«Репортаж» Куняева имеет предысторию.

По свидетельству В. Лазарева, работника коммунального хозяйства столицы, жулики, работавшие на Ваганьковском кладбище, в нескольких метрах от могилы Высоцкого соорудили бутафорский холмик земли и оформили его табличкой про майора Петрова, чтобы найти на это место покупателя.

Жуликов посадят. Но пока до них добрались и убрали холмик вместе с табличкой, незадачливый фотохудожник А. Лапин сфотографировал «могилку с табличкой» и передал экземпляр фотографии Куняеву. Другой экземпляр фотоработы Лапина гулял по его персональным выставкам под названием «Майор Петров».

Куняев пишет со скорбью: «Вечерело, народ постепенно расходился. Я смог оглядеться вокруг и увидел то, что можно было бы предположить.
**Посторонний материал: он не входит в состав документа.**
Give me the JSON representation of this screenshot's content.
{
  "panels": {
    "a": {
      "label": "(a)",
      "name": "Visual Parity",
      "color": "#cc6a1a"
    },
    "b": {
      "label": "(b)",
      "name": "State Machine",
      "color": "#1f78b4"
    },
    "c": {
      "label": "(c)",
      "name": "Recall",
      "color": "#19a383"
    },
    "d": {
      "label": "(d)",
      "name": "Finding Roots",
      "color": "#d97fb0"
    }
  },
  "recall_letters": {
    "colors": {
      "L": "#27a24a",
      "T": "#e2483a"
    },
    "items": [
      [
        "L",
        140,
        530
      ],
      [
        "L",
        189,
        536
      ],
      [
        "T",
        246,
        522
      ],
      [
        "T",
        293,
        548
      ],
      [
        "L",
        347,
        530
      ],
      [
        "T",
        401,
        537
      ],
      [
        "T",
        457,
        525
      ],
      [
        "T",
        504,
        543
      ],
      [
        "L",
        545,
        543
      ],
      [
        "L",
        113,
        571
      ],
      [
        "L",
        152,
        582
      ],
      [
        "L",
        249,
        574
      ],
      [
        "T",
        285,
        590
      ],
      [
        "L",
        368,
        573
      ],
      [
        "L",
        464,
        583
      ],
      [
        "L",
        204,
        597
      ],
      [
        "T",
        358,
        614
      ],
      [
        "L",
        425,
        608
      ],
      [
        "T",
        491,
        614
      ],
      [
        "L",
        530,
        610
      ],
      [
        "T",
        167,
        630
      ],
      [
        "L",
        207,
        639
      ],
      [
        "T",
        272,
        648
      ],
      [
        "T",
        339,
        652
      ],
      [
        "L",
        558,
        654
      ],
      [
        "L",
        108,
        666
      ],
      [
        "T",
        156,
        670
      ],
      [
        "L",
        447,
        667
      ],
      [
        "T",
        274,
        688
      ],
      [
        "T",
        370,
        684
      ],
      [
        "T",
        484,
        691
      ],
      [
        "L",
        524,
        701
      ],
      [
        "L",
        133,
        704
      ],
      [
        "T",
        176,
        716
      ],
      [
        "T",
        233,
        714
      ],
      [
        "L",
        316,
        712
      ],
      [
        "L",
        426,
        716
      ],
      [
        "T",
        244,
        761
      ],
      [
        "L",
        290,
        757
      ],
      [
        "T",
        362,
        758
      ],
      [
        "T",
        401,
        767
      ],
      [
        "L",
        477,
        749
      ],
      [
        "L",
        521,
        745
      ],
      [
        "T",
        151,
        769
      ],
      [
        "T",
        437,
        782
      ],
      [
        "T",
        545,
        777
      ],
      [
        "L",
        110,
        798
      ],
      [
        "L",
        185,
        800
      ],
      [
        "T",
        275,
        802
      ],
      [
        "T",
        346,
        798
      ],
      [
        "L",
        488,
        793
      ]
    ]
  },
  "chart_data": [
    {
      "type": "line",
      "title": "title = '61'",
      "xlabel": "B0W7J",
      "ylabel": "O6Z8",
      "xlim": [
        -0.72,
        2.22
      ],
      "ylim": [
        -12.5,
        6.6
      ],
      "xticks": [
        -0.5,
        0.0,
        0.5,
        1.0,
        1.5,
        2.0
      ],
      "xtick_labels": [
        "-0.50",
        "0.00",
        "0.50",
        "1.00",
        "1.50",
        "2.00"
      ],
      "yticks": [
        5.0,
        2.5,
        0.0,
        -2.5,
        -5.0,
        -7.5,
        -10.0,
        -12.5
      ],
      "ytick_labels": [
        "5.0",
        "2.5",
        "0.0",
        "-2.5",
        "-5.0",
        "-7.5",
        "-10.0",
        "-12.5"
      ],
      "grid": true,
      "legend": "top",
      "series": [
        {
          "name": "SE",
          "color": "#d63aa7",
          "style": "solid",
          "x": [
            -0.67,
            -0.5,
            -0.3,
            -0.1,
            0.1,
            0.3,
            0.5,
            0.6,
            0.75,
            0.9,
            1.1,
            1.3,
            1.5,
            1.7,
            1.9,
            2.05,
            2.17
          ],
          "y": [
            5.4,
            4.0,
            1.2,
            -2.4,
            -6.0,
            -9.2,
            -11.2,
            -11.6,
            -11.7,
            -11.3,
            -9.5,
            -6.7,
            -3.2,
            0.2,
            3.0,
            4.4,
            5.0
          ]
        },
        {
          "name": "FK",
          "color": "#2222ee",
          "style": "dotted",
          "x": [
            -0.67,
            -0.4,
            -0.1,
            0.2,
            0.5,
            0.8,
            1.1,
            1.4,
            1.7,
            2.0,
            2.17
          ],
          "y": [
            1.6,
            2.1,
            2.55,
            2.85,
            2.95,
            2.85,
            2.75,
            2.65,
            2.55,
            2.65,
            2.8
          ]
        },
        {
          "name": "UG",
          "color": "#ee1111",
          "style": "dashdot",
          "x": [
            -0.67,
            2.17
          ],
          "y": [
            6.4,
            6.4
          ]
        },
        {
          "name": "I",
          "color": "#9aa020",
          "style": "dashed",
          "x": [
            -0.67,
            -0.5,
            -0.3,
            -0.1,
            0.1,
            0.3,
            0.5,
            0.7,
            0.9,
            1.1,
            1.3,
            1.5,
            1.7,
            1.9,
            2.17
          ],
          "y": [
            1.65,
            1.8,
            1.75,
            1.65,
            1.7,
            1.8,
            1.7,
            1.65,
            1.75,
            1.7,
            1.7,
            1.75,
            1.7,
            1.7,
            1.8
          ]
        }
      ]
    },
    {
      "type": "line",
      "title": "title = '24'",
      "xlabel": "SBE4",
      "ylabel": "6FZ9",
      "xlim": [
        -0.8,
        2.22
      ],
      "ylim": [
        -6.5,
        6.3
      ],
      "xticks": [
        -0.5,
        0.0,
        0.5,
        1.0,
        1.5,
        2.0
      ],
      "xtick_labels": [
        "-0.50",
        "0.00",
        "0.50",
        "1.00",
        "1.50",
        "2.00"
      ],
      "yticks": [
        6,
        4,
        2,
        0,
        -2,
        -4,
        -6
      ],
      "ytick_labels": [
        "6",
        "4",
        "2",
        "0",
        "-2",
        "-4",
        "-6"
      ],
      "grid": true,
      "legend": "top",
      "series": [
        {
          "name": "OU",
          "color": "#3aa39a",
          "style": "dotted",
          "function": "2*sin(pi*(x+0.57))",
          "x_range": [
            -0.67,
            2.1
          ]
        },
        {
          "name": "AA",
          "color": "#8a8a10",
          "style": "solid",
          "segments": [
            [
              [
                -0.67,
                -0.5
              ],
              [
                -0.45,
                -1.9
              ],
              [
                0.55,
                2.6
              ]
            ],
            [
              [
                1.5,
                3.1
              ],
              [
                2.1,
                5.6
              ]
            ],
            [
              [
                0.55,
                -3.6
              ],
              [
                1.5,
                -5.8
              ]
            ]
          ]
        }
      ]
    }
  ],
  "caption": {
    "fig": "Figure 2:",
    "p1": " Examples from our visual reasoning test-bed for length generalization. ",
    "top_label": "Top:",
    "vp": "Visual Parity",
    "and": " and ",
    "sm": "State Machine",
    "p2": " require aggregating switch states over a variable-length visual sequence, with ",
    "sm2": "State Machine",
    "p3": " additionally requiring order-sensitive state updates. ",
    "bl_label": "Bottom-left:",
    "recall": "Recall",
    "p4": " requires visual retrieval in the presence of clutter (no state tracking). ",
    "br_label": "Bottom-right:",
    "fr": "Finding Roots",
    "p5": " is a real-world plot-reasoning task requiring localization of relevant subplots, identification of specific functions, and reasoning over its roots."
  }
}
Вокруг была истоптанная, ровная земля. Могилы майора Петрова не существовало.

Я не могу себе представить, чтобы поклонники Блока, Твардовского, Заболоцкого или Пастернака могли позволить себе из любви к своему божеству равнодушно топтаться на чужих могилах».
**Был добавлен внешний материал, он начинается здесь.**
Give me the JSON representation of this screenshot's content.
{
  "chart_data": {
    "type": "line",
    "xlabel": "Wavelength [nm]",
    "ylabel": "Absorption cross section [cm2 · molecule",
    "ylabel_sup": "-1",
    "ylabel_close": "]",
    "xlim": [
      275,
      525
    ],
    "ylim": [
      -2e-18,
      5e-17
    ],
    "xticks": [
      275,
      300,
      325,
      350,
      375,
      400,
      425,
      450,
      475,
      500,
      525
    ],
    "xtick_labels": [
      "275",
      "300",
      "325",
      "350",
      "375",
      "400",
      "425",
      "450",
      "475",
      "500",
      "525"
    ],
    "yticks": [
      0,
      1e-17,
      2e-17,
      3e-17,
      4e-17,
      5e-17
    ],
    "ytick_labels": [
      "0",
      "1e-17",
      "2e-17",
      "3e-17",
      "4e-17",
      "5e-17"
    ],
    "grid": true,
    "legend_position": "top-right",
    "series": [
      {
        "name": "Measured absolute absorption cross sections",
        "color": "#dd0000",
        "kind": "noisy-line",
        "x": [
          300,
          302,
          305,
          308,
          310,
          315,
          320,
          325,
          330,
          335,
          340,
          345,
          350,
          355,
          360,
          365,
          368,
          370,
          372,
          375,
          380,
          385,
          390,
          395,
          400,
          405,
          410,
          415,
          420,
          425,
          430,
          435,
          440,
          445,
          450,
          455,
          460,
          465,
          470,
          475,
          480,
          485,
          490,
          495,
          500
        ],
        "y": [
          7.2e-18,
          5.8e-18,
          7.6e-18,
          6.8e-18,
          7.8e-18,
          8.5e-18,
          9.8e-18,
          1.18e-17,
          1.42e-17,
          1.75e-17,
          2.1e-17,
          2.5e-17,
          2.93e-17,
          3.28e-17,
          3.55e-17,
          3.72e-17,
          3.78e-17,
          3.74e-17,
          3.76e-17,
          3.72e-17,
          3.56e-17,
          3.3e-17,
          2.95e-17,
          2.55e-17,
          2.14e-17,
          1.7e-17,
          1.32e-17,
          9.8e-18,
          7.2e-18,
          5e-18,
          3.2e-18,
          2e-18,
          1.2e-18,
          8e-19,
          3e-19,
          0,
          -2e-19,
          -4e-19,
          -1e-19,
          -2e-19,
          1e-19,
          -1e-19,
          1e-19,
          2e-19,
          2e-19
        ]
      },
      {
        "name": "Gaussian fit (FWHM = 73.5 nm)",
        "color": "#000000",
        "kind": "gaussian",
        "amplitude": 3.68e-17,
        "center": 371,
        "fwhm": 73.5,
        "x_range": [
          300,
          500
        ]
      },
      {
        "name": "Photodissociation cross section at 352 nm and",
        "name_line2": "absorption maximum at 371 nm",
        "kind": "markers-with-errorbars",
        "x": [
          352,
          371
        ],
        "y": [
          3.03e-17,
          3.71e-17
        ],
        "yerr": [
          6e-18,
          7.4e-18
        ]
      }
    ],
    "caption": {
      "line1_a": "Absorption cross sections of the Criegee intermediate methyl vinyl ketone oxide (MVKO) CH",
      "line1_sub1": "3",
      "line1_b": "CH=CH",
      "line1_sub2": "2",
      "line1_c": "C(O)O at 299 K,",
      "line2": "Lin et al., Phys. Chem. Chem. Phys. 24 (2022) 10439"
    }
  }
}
Может быть, на этот репортаж можно было бы не обращать внимания, но спустя полгода в № 12 этого же журнала появляется подборка читательских писем, пришедших в ответ на статью Куняева: «С большим удовлетворением прочитал…», «В основном я согласен с позицией…», «Стыдно и грустно. Конечно, такая оголтелая толпа могла затоптать могилу майора Петрова – яркая их характеристика. Побольше подобных выступлений…», «Затоптанная могила майора Петрова рядом с могилой «идола» меня гнетет…» – пишет преподаватель Воронежского университета О. Разводова. И так далее… Мертвого Высоцкого призывали к ответу за то, что кто-то топчет чьи-то захоронения!
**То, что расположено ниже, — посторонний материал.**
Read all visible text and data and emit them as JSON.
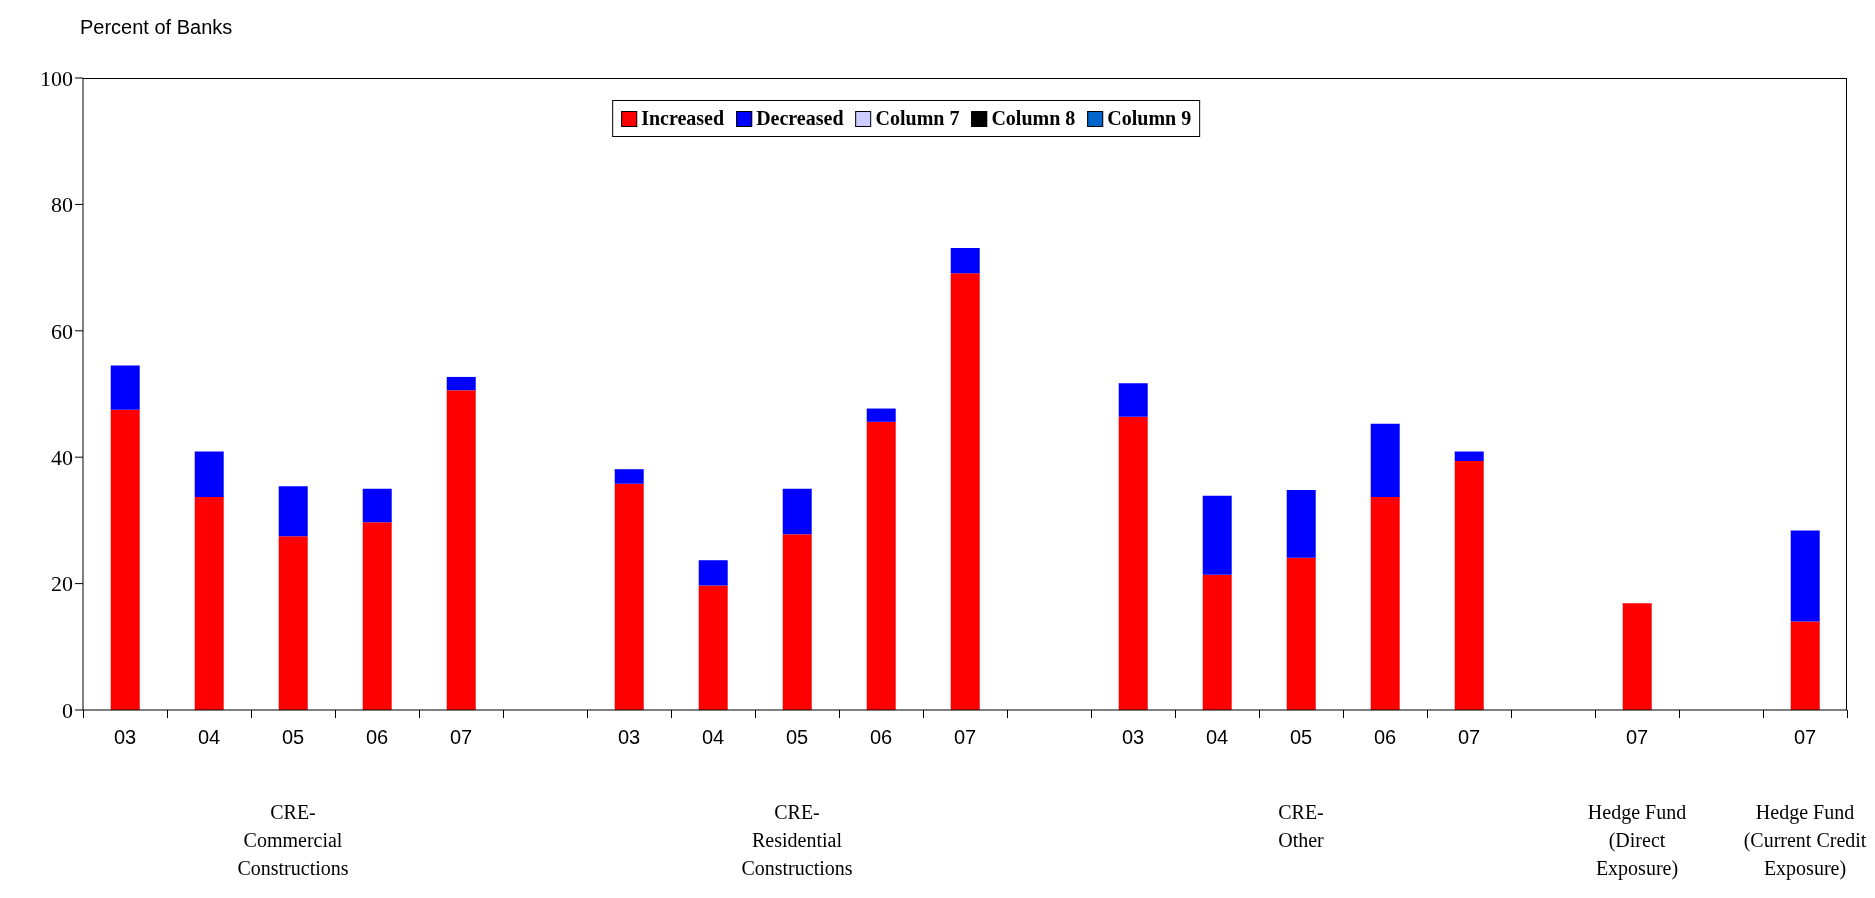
{
  "chart_data": {
    "type": "bar",
    "ylabel": "Percent of Banks",
    "stacked": true,
    "legend": "top",
    "ylim": [
      0,
      100
    ],
    "yticks": [
      0,
      20,
      40,
      60,
      80,
      100
    ],
    "grid": false,
    "categories": [
      "03",
      "04",
      "05",
      "06",
      "07",
      null,
      "03",
      "04",
      "05",
      "06",
      "07",
      null,
      "03",
      "04",
      "05",
      "06",
      "07",
      null,
      "07",
      null,
      "07"
    ],
    "series": [
      {
        "name": "Increased",
        "color": "#ff0000",
        "values": [
          47.5,
          33.7,
          27.5,
          29.7,
          50.6,
          null,
          35.8,
          19.7,
          27.8,
          45.6,
          69.1,
          null,
          46.4,
          21.4,
          24.1,
          33.7,
          39.4,
          null,
          16.9,
          null,
          14.0
        ]
      },
      {
        "name": "Decreased",
        "color": "#0000ff",
        "values": [
          7.0,
          7.2,
          7.9,
          5.3,
          2.1,
          null,
          2.3,
          4.0,
          7.2,
          2.1,
          4.0,
          null,
          5.3,
          12.5,
          10.7,
          11.6,
          1.5,
          null,
          null,
          null,
          14.4
        ]
      },
      {
        "name": "Column 7",
        "color": "#ccccff",
        "values": [
          null,
          null,
          null,
          null,
          null,
          null,
          null,
          null,
          null,
          null,
          null,
          null,
          null,
          null,
          null,
          null,
          null,
          null,
          null,
          null,
          null
        ]
      },
      {
        "name": "Column 8",
        "color": "#000000",
        "values": [
          null,
          null,
          null,
          null,
          null,
          null,
          null,
          null,
          null,
          null,
          null,
          null,
          null,
          null,
          null,
          null,
          null,
          null,
          null,
          null,
          null
        ]
      },
      {
        "name": "Column 9",
        "color": "#0066cc",
        "values": [
          null,
          null,
          null,
          null,
          null,
          null,
          null,
          null,
          null,
          null,
          null,
          null,
          null,
          null,
          null,
          null,
          null,
          null,
          null,
          null,
          null
        ]
      }
    ],
    "annotations": [
      "CRE-\nCommercial\nConstructions",
      "CRE-\nResidential\nConstructions",
      "CRE-\nOther",
      "Hedge Fund\n(Direct\nExposure)",
      "Hedge Fund\n(Current Credit\nExposure)"
    ]
  }
}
Когда печаталась эта подборка писем, работники журнала уже знали, что могилы Петрова рядом с могилой Высоцкого не было, а потому и затоптать ее никто «оголтелый» просто не мог.

Всю свою публицистику Куняев оформляет в книгу «Огонь, мерцающий в сосуде», выпущенную издательством «Современник» в 1986 году. Здесь творчество Высоцкого он обобщает как «фельетонизм, бытовой анекдот, лихой скепсис, пародию на жизнь». «Высоцкий многое отдавал за эстрадный успех. У «златоустого блатаря», по которому, как сказал Вознесенский, должна рыдать Россия, нет ни одной светлой песни о ней, о ее великой истории, о русском характере, песни, написанной любовью или хотя бы блоковским чувством…» «Знаменитый бард ради эстрадного успеха, «ради красного словца» не щадил наших национальных святынь, песни эти не боролись с распадом, а, наоборот, эстетически обрамляли его»… Русские дети, утверждает Куняев, лишены теперь возможности читать сказки Пушкина из-за пародийности песен Высоцкого. Очевидно, Куняев никогда не слышал о более ранних пародиях, принадлежащих И. Тургеневу или Н. Некрасову. Себе в поддержку Куняев пригласил композитора, Героя Соц. Труда, лауреата Ленинской премии Георгия Свиридова: «Не имея чести быть знакомым с вами лично, хочу пожать вам руку и поблагодарить за вашу замечательную статью. Как я понимаю, речь идет о сохранении крупных духовных ценностей, без которых жизнь теряет смысл. И дело не только в тех или иных именах литературного обихода…»

И вновь повторяется ситуация 1968 года: тогда ниспровергатели Высоцкого опирались на Д. Кабалевского и В. Соловьева-Седого, теперь – на Свиридова.

По-своему «разобралась» в истоках популярности творчества Высоцкого бывшая примадонна Большого театра Г. Вишневская. В своей автобиографической книге «Галина», вышедшей в 1985 году, она обобщила творчество Высоцкого как «блатной истерический надрыв»: «Вот он, сегодняшний русский человек. Он орет, вопит на весь мир своим пропитым, хрипатым голосом и воет, как затравленный, загнанный, но все еще очень сильный зверь… Что же должен был пережить народ, через какие моральные ломки пройти, чтобы эти блатные истерические вскрики уркагана находили такой массовый отклик во всех слоях советского общества! И, проливая пьяные слезы, они воют вместе с ним, им все это близко, понятно и надрывает душу».